Patent Literature 1: US 6237572 B1

Patent Literature 1 describes a method and apparatus for determining a fuel injection delay of a fuel injector located within an engine, during the operation of the engine. The fuel injector includes a solenoid that is electrically connected to a controller. The method includes the steps of generating an injection command signal, determining a time of said injection command signal generation, and sensing a start of injection. The start of injection is dynamically sensed during the operation of the engine.

The herein described subject matter addresses the technical object of determining a fuel type of a fuel injected into an internal combustion engine without the need of an additional fuel sensor. This object is achieved by the subject matter of the appended claims. The term “fuel type” may also encompass compositions of different types of fuel. A composition of different types of fuel may preferably include a mixture of a conventional fuel, such as gasoline, and an E-fuel, such as DMC.

According to the subject matter set forth in the appended claims, there is proposed a method for determining a fuel type of a fuel to be injected into an internal combustion engine via an injection system. The internal combustion engine may preferably be a gasoline engine and the injection system may preferably be a system for gasoline port fuel injection. The injection system includes at least one fuel injector, which injects fuel into the internal combustion engine, a current sensor and a control device. Preferably, the at least one fuel injector may inject fuel into an intake port of the internal combustion engine.

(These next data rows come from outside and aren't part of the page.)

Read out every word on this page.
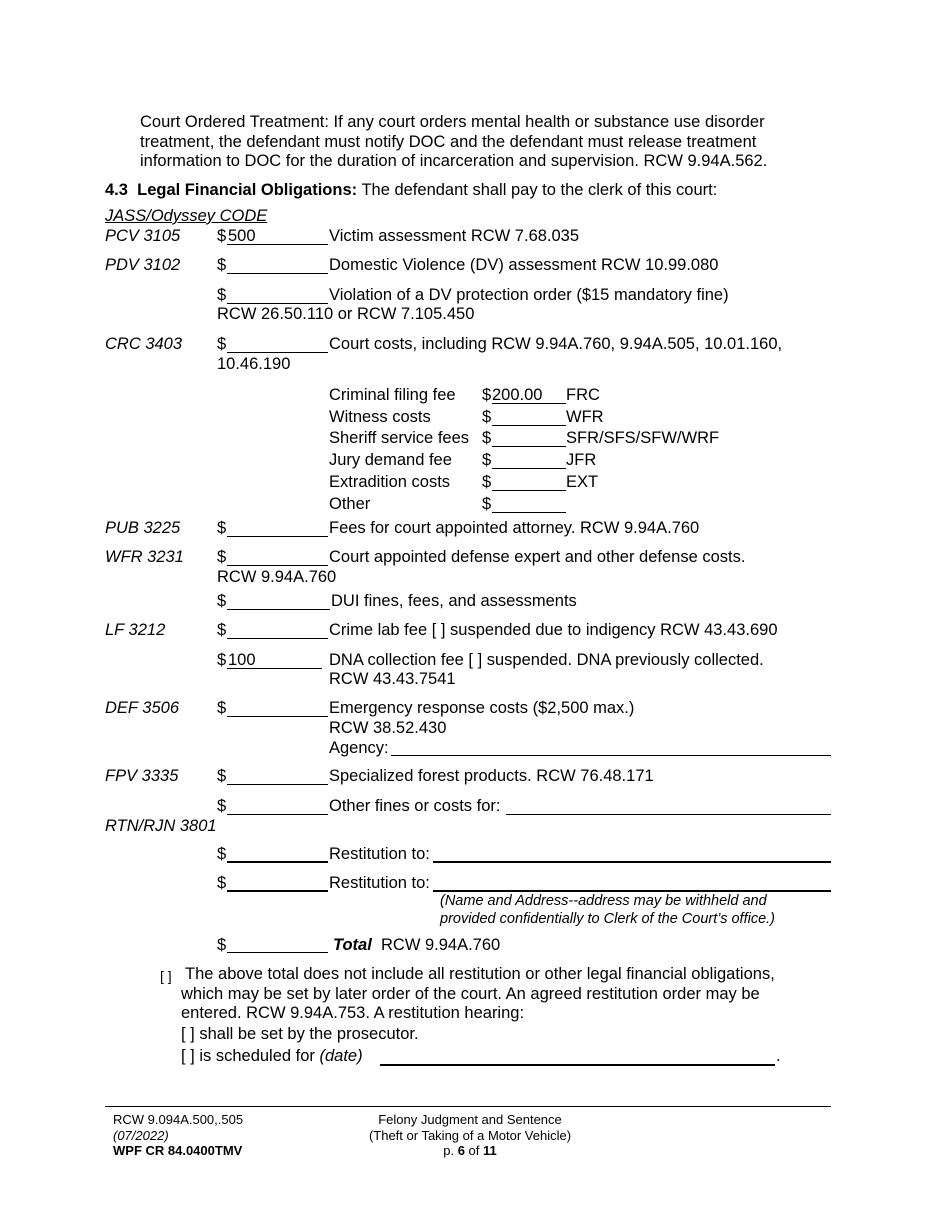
Court Ordered Treatment: If any court orders mental health or substance use disorder
treatment, the defendant must notify DOC and the defendant must release treatment
information to DOC for the duration of incarceration and supervision. RCW 9.94A.562.
4.3 Legal Financial Obligations: The defendant shall pay to the clerk of this court:
JASS/Odyssey CODE
PCV 3105 $ 500	Victim assessment RCW 7.68.035
PDV 3102 $	Domestic Violence (DV) assessment RCW 10.99.080
$	Violation of a DV protection order ($15 mandatory fine)
RCW 26.50.110 or RCW 7.105.450
CRC 3403 $	Court costs, including RCW 9.94A.760, 9.94A.505, 10.01.160,
10.46.190
Criminal filing fee $ 200.00 FRC
Witness costs	$	WFR
Sheriff service fees $	SFR/SFS/SFW/WRF
Jury demand fee $	JFR
Extradition costs $	EXT
Other	$
PUB 3225 $	Fees for court appointed attorney. RCW 9.94A.760
WFR 3231 $	Court appointed defense expert and other defense costs.
RCW 9.94A.760
$	DUI fines, fees, and assessments
LF 3212	$	Crime lab fee [ ] suspended due to indigency RCW 43.43.690
$ 100	DNA collection fee [ ] suspended. DNA previously collected.
RCW 43.43.7541
DEF 3506 $	Emergency response costs ($2,500 max.)
RCW 38.52.430
Agency:
FPV 3335 $	Specialized forest products. RCW 76.48.171
$	Other fines or costs for:
RTN/RJN 3801
$	Restitution to:
$	Restitution to:
(Name and Address--address may be withheld and
provided confidentially to Clerk of the Court’s office.)
$	Total RCW 9.94A.760
[ ] The above total does not include all restitution or other legal financial obligations,
which may be set by later order of the court. An agreed restitution order may be
entered. RCW 9.94A.753. A restitution hearing:
[ ] shall be set by the prosecutor.
[ ] is scheduled for (date)	.
RCW 9.094A.500,.505
(07/2022)
WPF CR 84.0400TMV
Felony Judgment and Sentence
(Theft or Taking of a Motor Vehicle)
p. 6 of 11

The at least one fuel injector may have a valve housing in which an axially movable valve needle may be arranged. The valve housing may include a valve seat onto which the valve needle is pressed in a closed state of the fuel injector, e.g., by a spring and fuel pressure acting on the fuel injector. The valve needle may be connected to a magnetic armature and include a cavity through which fuel introduced into the fuel injector may flow to the valve seat. The fuel injector may further comprise a coil to which a field current (drive current) may be applied. When the drive current flows through the coil, a magnetic field is generated in a magnetic circuit surrounding the coil, which attracts the magnetic armature. This allows the valve needle to be lifted off the valve seat so that fuel can emerge from the fuel injector.

The current sensor may preferably be included in the control device of the injection system or in an electronic control unit (ECU) of the internal combustion engine. It is also possible that the current sensor is a stand-alone sensor which can be arranged remotely from the control device or the ECU.

The control device of the injection system may preferably be included in the ECU or may itself be the ECU. It is also possible to have a plurality of control devices which may control subgroups of the injection system. If there is a plurality of control devices, these control devices may be interconnected with each other hierarchically or in another way.

The fuel type is determined by the control device by measuring a drive current of the at least one fuel injector by the current sensor and determining an opening delay of the at least one fuel injector based on the measured drive current, which is then used to determine the fuel type. The term “drive current” shall also include a drive current curve as a function of time. It is also possible that drive current curves of more than one fuel injector are measured based on which opening delays of more than one fuel injector are determined.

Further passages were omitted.